November 28, 2007 Esmark Takeover Finally Complete
November 28, 2007, The Herald Star (Steubenville, Ohio), By PAUL GIANNAMORE, Business Editor
PITTSBURGH — After more than two years of work and a year of management control, Esmark’s merger with Wheeling-Pittsburgh Steel Corp. was completed in a nine-minute meeting in a conference room at the Hyatt Regency Hotel at the Pittsburgh International Airport.
Shareholders voted overwhelmingly in favor of the merger, with 93 percent of shares that voted choosing to merge Wheeling-Pitt and Esmark. With the close of business Tuesday, Wheeling-Pitt became a wholly owned subsidiary of Esmark Inc., which also owns Esmark’s steel services business as another wholly owned subsidiary. The new Esmark Inc. began trading this morning on the Nasdaq market under the symbol “ESMK.” Esmark opened the day at $19.25. W-P closed Tuesday at $19.40.
Enough Wheeling-Pitt shareholders chose to sell shares back to the company at $20 per share as part of the merger to require pro-rating of the shares. The put of stock back to the company was capped at $150 million, subject to pro-rating above that amount.
But, there were 575,654 additional shares bought under a purchase rights offering at $19 per share.
Wheeling-Pitt had 15,360,810 shares of outstanding common stock as of the Oct. 3
record date for voting on the merger.
About 11.5 million shares voted in the stockholder elections.
The merger marks the first time in decades that Wheeling-Pitt has more equity than debt,
and $167 million in working capital.
Esmark Chairman and Chief Executive officer James P. Bouchard told shareholders the
merger was the first of its kind in the United States, a “reverse hostile takeover.”
Wheeling-Pitt shareholders elected an Esmark-nominated slate as the board of directors
on Nov. 17, 2006, and Esmark, the smaller, private-owned firm, then reached agreement
on the merger with Wheeling-Pitt in March. The process began with meetings in mid-
2005 between Esmark and Wheeling-Pitt’s prior management team as the local
steelmaker searched for a strategic partner.
Bouchard praised the support of the United Steelworkers union in bringing the merger
about, and praised the board of directors.
“They stood tall in the saddle,” he said. “They did not waver.”

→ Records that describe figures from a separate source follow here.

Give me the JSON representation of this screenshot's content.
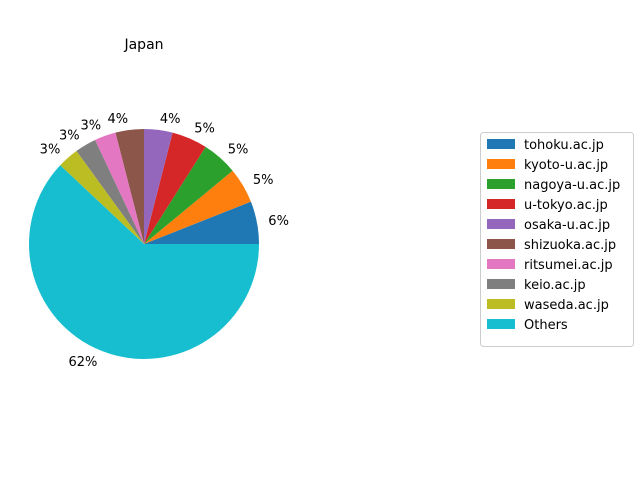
{
  "chart_data": {
    "type": "pie",
    "title": "Japan",
    "categories": [
      "tohoku.ac.jp",
      "kyoto-u.ac.jp",
      "nagoya-u.ac.jp",
      "u-tokyo.ac.jp",
      "osaka-u.ac.jp",
      "shizuoka.ac.jp",
      "ritsumei.ac.jp",
      "keio.ac.jp",
      "waseda.ac.jp",
      "Others"
    ],
    "values": [
      6,
      5,
      5,
      5,
      4,
      4,
      3,
      3,
      3,
      62
    ],
    "labels": [
      "6%",
      "5%",
      "5%",
      "5%",
      "4%",
      "4%",
      "3%",
      "3%",
      "3%",
      "62%"
    ],
    "colors": [
      "#1f77b4",
      "#ff7f0e",
      "#2ca02c",
      "#d62728",
      "#9467bd",
      "#8c564b",
      "#e377c2",
      "#7f7f7f",
      "#bcbd22",
      "#17becf"
    ],
    "start_angle_deg": 0,
    "direction": "counterclockwise",
    "legend_placement": "right"
  }
}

Bouchard expressed optimism that the new Esmark has the ability to prosper instead of
just weathering bad times.
Wheeling-Pitt started the day Tuesday with 70 percent debt and 30 percent equity,
Bouchard said. After the merger’s approval, Esmark now has 60 percent equity and 40
percent debt. He said the company had $11 million in working capital when he took the
reins in early December but now has $167 million.
“We have the flexibility to make changes,” he said. “I am very optimistic.”

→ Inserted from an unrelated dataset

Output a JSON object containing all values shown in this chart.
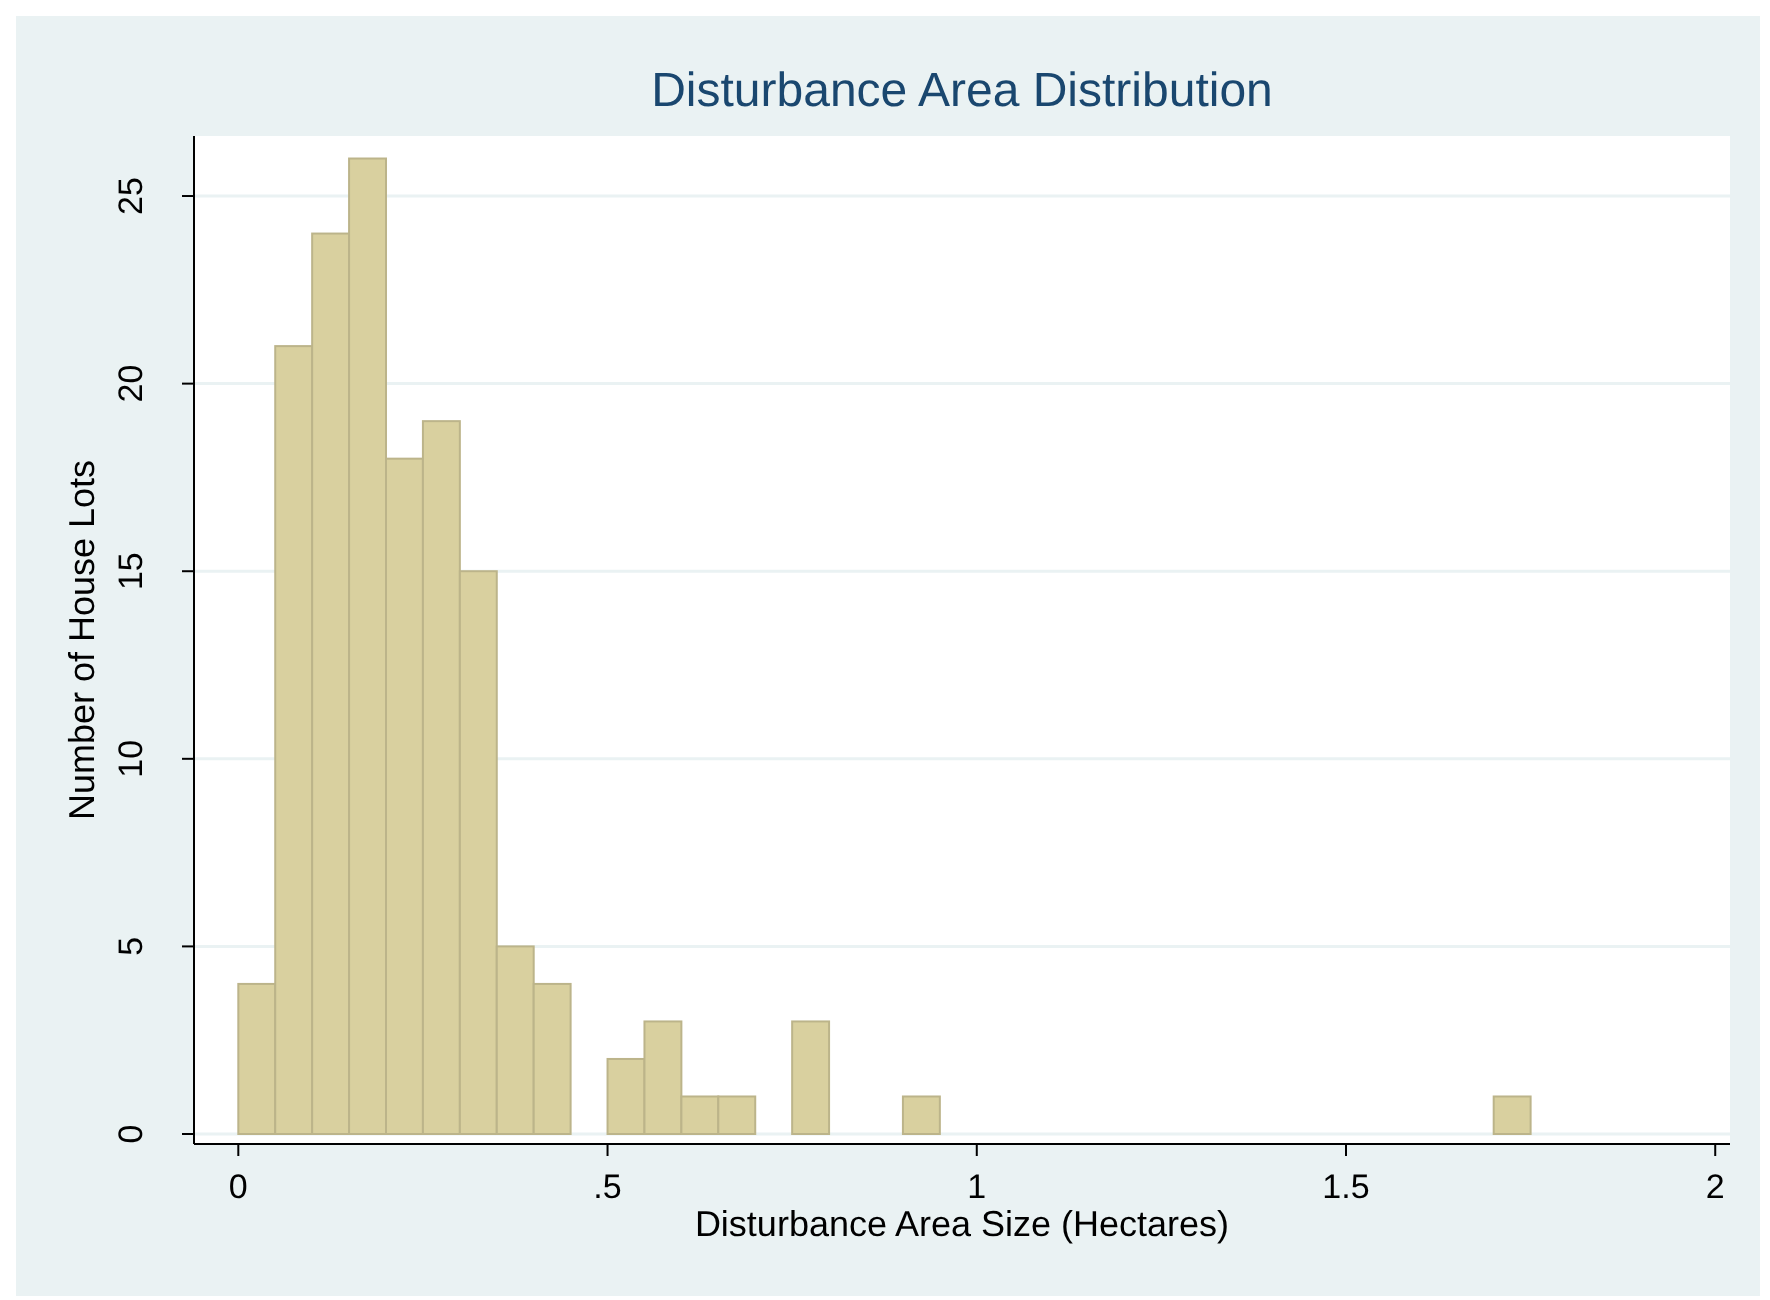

He said despite predictions of a lower Gross Domestic Product and an overall down
market for steel and the credit crunch, “This company is more positive.”
“We will work with the Steelworkers and we will do something special with this
company,” he told the shareholders meeting.
Bouchard’s strategy remains to combine the strengths of his steel services center firm
with the ability to make steel to fill the orders those service centers receive.
“This company will succeed. We will make this company work. If we do not make a
profit, I will not be here next year. I am putting my job on the line,” Bouchard said.
He said the company has a new profit center in Esmark’s steel services business, and
Esmark’s directors had confidence in the merged company to the point where they
relinquished their seats to allow Wheeling-Pitt’s board to be the new Esmark Inc. board.
In a prepared statement, he said, “Today marks a long-awaited milestone for
stockholders, the employees of Wheeling-Pittsburgh Steel and Esmark, our partners at the
United Steelworkers and the hard-working people of the Ohio Valley. It’s been a
challenging year for all involved in combining our two companies, and I want to
personally thank each and every individual who contributed to making this new company
a reality. With this task now accomplished, we must combine the advantages of this new
organizational structure with the cost initiatives recently enacted at Wheeling-Pittsburgh
to generate strong, recurring profits. Equipped with a much improved balance sheet and
enhanced liquidity position resulting from this merger, we are poised to do just that. It is
a pleasure to lead our new company with a stronger balance sheet and without a going
Wheeling-Pitt had received an auditor’s statement questioning if Wheeling-Pitt would be
able to continue as a going concern, included in the third-quarter results report.
With the merger, the projected opening balance sheet of the new Esmark is expected to
show shareholder equity of more than $726 million. Shareholder equity in the third
quarter balance sheet for Wheeling-Pitt stood at $137.47 million.